From humble beginnings, Turkey is maturing into a major player in international humanitarian aid. In 2012, the last year for which there are complete statistics, Turkey became the world’s fourth largest government donor of humanitarian aid and the largest non-Western provider of development assistance outside the Organization for Economic Co-operation and Development (OECD)’s Development Assistance Committee (DAC).
It owes this new role to a growing economy, a more international outlook and a series of disasters on its doorstep, notably the Syrian crisis.
“Recent economic and social developments, along with Turkey’s geopolitical situation, have changed Turkey’s position as a country that needs a hand to a country that gives a hand,” says the website of the government’s coordinating body for foreign aid, the Turkish Cooperation and Coordination Agency (TIKA).
And as it has grown, Turkey’s aid has taken its own form – largely bilateral and on the frontlines – arousing both critics and admirers.
From rags to riches
Turkey has dispensed international aid since the 1950s, though it was often limited. In 1993, following the Cold War, the government created TIKA, which largely directed aid to former Soviet states along its eastern border.

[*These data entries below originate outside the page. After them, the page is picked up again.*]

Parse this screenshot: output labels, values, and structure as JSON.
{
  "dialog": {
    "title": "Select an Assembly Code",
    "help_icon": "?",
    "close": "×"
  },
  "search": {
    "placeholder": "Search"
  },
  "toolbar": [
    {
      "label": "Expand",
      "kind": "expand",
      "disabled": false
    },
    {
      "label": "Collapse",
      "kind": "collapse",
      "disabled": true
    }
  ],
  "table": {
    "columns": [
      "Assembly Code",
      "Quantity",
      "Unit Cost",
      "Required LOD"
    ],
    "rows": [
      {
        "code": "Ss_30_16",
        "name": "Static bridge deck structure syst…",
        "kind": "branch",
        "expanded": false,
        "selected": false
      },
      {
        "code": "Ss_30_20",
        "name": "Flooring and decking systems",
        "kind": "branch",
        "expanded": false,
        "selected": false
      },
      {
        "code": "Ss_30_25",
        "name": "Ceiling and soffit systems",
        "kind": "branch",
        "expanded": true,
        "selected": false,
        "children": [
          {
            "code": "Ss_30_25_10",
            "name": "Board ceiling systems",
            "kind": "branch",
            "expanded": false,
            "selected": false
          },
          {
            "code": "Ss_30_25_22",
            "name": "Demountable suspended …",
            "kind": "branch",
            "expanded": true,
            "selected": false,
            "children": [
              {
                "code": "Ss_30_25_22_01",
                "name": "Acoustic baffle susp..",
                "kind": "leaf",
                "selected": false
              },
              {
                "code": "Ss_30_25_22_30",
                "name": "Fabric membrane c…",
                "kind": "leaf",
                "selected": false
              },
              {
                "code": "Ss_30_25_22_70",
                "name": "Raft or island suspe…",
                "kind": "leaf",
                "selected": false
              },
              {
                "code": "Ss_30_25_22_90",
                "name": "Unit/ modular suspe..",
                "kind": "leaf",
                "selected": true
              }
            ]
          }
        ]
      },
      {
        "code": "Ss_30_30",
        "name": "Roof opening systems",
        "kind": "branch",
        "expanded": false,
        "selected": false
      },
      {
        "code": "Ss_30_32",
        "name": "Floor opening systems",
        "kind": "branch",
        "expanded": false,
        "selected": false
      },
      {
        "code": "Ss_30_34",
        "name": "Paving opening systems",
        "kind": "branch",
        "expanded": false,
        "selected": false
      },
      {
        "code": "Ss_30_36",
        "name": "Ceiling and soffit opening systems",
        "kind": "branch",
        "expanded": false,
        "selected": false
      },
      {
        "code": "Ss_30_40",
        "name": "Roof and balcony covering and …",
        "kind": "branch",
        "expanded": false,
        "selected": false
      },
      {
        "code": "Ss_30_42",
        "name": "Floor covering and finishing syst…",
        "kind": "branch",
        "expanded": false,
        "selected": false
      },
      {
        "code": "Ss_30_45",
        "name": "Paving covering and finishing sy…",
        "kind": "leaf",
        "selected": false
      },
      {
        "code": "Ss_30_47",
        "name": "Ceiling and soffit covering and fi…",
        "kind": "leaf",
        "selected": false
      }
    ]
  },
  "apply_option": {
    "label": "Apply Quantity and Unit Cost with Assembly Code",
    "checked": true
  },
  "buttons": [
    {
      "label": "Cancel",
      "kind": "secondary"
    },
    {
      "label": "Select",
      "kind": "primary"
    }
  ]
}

But with the arrival of the Justice and Development Party (AKP) in 2002, and with its gross national product booming, Turkey opened up to the world, adopting a new foreign policy that saw aid as an important component.

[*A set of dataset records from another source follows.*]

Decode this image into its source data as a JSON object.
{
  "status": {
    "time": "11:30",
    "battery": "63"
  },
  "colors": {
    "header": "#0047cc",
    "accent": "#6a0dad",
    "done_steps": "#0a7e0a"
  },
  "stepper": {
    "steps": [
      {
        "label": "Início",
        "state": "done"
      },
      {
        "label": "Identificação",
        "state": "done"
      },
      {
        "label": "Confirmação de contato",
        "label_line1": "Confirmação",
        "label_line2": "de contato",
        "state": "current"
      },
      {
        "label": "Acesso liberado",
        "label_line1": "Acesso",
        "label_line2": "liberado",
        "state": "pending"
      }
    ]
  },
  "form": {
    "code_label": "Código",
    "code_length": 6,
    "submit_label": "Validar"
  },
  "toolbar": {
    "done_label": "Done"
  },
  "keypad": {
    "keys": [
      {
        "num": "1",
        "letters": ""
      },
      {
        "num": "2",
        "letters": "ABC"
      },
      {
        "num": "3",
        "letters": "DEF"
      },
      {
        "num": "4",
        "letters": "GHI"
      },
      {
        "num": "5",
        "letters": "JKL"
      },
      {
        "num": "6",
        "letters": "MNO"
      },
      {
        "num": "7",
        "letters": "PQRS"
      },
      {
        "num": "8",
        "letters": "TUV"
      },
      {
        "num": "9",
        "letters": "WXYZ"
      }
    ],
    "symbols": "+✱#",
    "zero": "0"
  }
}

“Turkey has understood that the world has changed profoundly and new allies, strategic calculations and planning are a must in a rapidly shifting global economy,” writes doctoral candidate Mehmet Özakan in an article in Turkey Policy Quarterly. “Behind much of the lofty political rhetoric about humanitarian aid and economic development, Turkey’s Africa policy is driven by a long-term orientation of Turkey in international politics.”

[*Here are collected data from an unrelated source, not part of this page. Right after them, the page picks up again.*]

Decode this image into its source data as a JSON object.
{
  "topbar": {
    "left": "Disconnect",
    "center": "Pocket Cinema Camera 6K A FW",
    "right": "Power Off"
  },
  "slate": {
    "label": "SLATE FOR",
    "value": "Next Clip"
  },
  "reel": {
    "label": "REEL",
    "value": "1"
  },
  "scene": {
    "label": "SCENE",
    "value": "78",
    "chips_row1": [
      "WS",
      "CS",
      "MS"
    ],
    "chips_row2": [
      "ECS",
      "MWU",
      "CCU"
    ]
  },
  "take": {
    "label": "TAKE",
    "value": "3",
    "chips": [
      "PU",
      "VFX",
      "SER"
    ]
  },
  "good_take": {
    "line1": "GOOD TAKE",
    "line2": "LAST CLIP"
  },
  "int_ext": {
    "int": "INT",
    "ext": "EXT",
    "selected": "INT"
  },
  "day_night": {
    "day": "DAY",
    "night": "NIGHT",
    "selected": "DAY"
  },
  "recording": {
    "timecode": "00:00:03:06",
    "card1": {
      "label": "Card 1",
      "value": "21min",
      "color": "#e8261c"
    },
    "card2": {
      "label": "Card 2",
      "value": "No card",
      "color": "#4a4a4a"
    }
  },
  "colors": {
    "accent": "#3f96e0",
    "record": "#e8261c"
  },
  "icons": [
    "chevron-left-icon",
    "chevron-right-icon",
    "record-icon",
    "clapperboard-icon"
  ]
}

Fatih Özer, head of the response department at the recently created Disaster and Emergency Management Authority (AFAD), told IRIN last autumn that Turkey is motivated by a saying of the Prophet Muhammed: “He who sleeps on a full stomach whilst his neighbour goes hungry is not one of us.”
“It’s both in our culture and due to our economic power,” Özer says.
While Turkey initially directed aid to areas formerly under the rule of the Ottoman Empire, its reach has since diversified, stretching as far as Chile and Japan. Turkey declared 2005 “the year of Africa”, and in 2011, it pledged to spend US$200 million annually on the world’s Least Developed Countries (LDC).
“Our cultural geography is our main focus,” says Mehmet Yilmaz, head of external affairs and partnerships at TIKA, which now has offices in 31 countries. “But also, there are countries with urgent needs like Somalia and Pakistan, and the LDCs.”
In recent years, Turkey’s humanitarian assistance has propelled it to the frontlines of the aid community.
Turkey is itself prone to humanitarian disasters, with 80 percent of its territory at high risk of earthquakes. In 1999, a magnitude-7.4 earthquake in Turkey’s northwest caused significant damage and helped it discover “how important international humanitarian assistance was,” said a Foreign Ministry official who spoke on condition of anonymity, because of government rules that prevent bureaucrats from speaking to the media without prior authorization. “Because of our own experience, our own mistakes… that helped us shape our understanding of our role in international assistance.”
Meanwhile, the last decade saw an enormous number of humanitarian crises around the world: the 2004 tsunami in Southeast Asia, the 2005 Pakistan earthquake, the 2006 war in Lebanon, the 2010 Haiti earthquake, the 2011 tsunami in Japan, the 2011 drought in Somalia and conflicts linked to uprisings across the Arab world.
“All these obliged us to actually increase the amount of international aid and to adapt our state structures to respond these disasters quickly, efficiently and in a sustainable manner,” the Foreign Ministry official told IRIN. “Our basic approach is: wherever in the world, whenever a disaster happens.”